Finish the hiving and wait for at least a week then inspect. Oh... and get ready for more swarm calls. My rule of thumb is have enough woodenware for your hives you expect to keep, then double it.


----------



## Joebrad (Jan 26, 2016)

I agree with Mr. Beeman. I didn't plan to take any swarms on my first year of beekeeping and have taken 3 in the past 6 days. Can't keep this up because I am out of equipment. My exterminator friend is doing a cutout this morning and asked if I wanted the bees and honey! What to do...... I think next year I will be a bit more prepared but my little yard is filling up fast!


----------



## B Steve B (Jun 4, 2015)

Thanks guys. 

I got the limb cuttings out and finished putting in frames yesterday. Looks like the bees may be settling in. Looks like lots of orientation flight going on, and they appear to be going back in. 

Sure was fun retrieving the swarm. Especially when watching them call in the stragglers. But I'm going to have to defer any more calls this year to other beeks. Out of extra hardware and space, for now. I can see being ready for more action next spring.


----------



## richr58 (Jul 23, 2014)

Get to work on some more wooden ware, Swarm is a great addition,


----------



## Reef Resiner (Jun 9, 2015)

The work with extra hardware seems never ending. But it's all so fun! Congrats on the swarm, that's what I like to hear!


----------



## B Steve B (Jun 4, 2015)

I will be putting together more boxes and such as I have time. Things will be different after I retire (next year hopefully). I did enjoy collecting the swarm. 

So - what do you all do with colonies that you can't keep? I'm not looking for full time employment here, but this is fun. I assume that I can sell a caught swarm, right? Well, I can always give it away.


----------



## JRG13 (May 11, 2012)

It's only April and you're out of boxes already?


----------



## B Steve B (Jun 4, 2015)

JRG13 said:


> It's only April and you're out of boxes already?
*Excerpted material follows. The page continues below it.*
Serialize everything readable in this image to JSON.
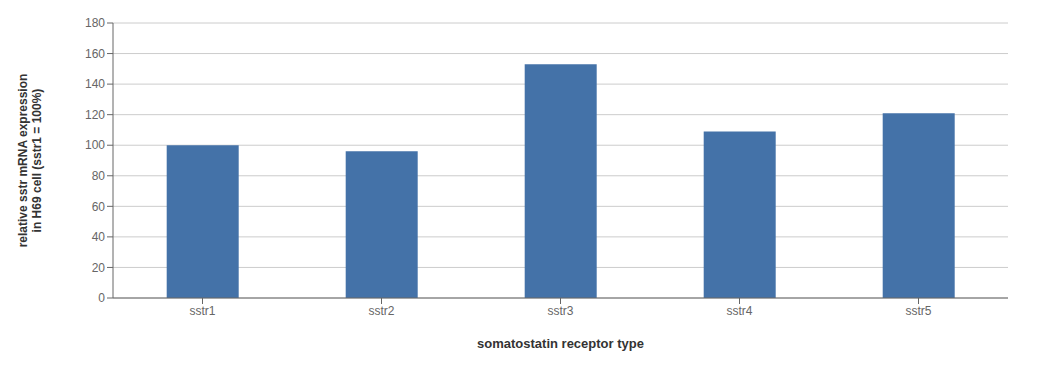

Not "out of boxes". Just not any more extra than what I have planned for this year. I started with the boxes for the hive I began with last year and have since assembled enough for two more hives - including all the boxes and frames I am likely to need for supers, and a couple extra. 

Yeah - I can see that I could easily have use for much more, if I was prepared to deal with it.  I do have other hobbies, and a full time job (for now).


----------



## richr58 (Jul 23, 2014)

You never have enough hive full of bees. One more is always a good idea oh and one more after that and so on. Nice to have too much come spring to replace any possible losses. Yes you can sell a caught swarm. Me I would sell a package before I sold a swarm.


----------



## B Steve B (Jun 4, 2015)

These bees are doing fantastic. It took exactly two weeks for the queen to fill all the frames in the first box. I managed to spot her and mark her before I added another box. Some of the comb they've been drawing is bright yellow. What's up with that?


----------



## Scpossum (May 4, 2014)

Dandelions? My swarm did the same thing. Bright yellow.


----------